The third Arab Social Media Report
found that regionally, women used social media during the revolution
about equally to raise awareness inside their countries about the causes
of the revolutions and to share and spread information with the world,
whereas men focused more on the former. Cyberactivists used social
media networks to strengthen their networked links with each other,
journalists, and transnational rights groups, providing a measure of
protection and publicity when the regime attempted to arrest or harass
them, meaning if that they are underrepresented they risk not having
access to these support networks and being outside the mainstream media
influence loop. The Arab Social Media Report attributed the divide to
social and cultural constraints based impressions gathered from survey
participants, but my interviews indicate that access and technological
literacy is a greater barrier to social media use among women.

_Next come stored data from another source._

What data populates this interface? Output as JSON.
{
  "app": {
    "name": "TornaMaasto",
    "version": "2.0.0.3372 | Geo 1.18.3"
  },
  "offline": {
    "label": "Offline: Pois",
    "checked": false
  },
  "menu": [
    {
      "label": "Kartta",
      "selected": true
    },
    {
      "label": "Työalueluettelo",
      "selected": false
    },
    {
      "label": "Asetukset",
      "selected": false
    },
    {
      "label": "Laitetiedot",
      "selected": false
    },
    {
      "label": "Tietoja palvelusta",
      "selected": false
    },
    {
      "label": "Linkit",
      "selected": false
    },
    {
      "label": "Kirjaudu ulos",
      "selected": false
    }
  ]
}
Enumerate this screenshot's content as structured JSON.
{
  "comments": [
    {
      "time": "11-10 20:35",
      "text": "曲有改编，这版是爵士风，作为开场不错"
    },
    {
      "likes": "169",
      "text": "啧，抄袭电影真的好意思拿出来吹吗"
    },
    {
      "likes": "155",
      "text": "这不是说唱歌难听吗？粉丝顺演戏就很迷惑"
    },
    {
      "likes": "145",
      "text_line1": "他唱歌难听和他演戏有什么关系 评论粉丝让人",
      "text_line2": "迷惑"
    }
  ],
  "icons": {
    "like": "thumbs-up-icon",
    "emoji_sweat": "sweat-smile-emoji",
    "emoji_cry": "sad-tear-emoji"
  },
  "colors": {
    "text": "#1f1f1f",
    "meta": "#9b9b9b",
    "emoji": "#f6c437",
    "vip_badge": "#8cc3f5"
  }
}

The Tech@State panel, which coincided with International Women's Day, sought to to address this inequality and engage in an open dialogue to discuss methods and techniques to create an online environment that will allow women, LGBT, and other underrepresented groups complete and unrestricted access to the internet and to provide them the ability to express themselves and their identities fully and without censorship. Along with myself, Yahoo's director of the Business and Human Rights Program Ebele Okobi-Harris, RFE/RL's, Golnaz Esfandiari, and Ivan Sigal of Global Voices.